Giving Compass' Take:

• Matt Barnum reports that three separate research studies found that teachers mentored by particularly effective teachers outperform their peers.

• How can philanthropy help identify effective teachers and help them mentor other teachers? 

• Learn more about the value of mentoring


Do student teachers learn more when they’re mentored by especially effective teachers?

The answer may seem obvious, but there’s been little research confirming as much. Until now.

Three studies released this year offer real evidence that good teaching can be passed down, in a sense, from mentor teacher to student teacher. In several cases, they find that the performance of the student teachers once they have their own full-time classrooms corresponds to the quality of the teacher they trained under.
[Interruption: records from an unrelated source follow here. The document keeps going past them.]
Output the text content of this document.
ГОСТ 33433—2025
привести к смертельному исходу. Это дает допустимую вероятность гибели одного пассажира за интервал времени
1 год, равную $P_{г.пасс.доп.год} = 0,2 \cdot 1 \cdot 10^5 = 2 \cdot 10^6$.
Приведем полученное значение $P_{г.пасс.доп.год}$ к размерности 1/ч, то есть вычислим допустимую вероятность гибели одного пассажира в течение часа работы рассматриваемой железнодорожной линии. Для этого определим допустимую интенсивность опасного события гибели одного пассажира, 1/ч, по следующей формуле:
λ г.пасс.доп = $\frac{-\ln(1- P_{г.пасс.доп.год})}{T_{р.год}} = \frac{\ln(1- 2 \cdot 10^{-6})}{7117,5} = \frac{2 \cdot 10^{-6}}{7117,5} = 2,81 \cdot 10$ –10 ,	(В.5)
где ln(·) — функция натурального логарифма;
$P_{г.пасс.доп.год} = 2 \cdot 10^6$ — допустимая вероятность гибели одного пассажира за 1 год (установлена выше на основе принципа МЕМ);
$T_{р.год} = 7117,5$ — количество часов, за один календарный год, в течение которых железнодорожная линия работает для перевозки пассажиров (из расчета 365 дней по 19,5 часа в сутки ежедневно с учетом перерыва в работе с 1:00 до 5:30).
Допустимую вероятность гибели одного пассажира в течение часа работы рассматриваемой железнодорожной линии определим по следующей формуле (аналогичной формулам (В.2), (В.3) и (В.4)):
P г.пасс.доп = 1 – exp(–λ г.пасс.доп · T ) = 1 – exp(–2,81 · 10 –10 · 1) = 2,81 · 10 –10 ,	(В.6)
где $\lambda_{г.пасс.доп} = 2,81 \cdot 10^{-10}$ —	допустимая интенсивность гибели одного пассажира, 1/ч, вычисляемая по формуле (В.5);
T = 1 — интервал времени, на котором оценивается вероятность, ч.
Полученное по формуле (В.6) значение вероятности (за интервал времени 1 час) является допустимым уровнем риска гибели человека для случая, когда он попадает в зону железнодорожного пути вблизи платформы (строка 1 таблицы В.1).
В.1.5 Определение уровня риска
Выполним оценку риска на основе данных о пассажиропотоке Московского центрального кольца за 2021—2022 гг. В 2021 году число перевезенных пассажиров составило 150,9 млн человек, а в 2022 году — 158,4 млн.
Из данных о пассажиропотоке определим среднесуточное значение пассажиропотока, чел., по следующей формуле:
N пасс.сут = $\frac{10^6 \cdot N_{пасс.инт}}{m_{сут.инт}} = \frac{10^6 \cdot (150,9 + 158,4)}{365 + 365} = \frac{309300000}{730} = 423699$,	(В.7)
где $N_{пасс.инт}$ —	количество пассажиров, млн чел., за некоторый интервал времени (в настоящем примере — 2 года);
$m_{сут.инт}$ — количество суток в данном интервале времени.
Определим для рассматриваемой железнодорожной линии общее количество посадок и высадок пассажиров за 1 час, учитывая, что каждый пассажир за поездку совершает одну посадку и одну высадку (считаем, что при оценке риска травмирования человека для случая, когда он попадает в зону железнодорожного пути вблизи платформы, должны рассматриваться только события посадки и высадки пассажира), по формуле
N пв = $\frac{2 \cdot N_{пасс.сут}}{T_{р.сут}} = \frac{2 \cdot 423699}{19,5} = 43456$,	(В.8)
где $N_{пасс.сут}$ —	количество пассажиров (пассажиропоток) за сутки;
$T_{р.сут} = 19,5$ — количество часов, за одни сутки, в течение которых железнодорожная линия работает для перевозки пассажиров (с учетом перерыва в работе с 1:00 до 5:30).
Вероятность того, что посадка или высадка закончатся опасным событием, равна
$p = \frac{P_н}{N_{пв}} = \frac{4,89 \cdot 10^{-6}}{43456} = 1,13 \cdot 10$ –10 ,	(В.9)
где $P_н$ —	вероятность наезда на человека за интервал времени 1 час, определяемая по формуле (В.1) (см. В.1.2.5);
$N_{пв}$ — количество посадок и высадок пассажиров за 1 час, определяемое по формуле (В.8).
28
And as many teacher preparation programs face pressure to improve, the findings offer a common-sense prescription: invest in finding the most effective possible teachers to supervise their trainees.

“Taken together, the point is that teachers who are … effective appear to be very promising mentors,” said Matt Ronfeldt, a University of Michigan professor who co-authored all three papers.

One of the studies, published last month in the peer-reviewed journal Educational Researcher, examined thousands of student teachers between 2010 and 2015 who were subsequently hired by a Tennessee public school. (Getting the data to understand this was a multi-year undertaking, since there isn’t a centralized system connecting mentors with their student teachers.)

It found that teachers tended to be better at raising students’ test scores if their supervising teacher was better than average, too. Similarly, new teachers scored better on classroom observation rubrics when they had been mentored by a teacher who also scored well on that same rubric.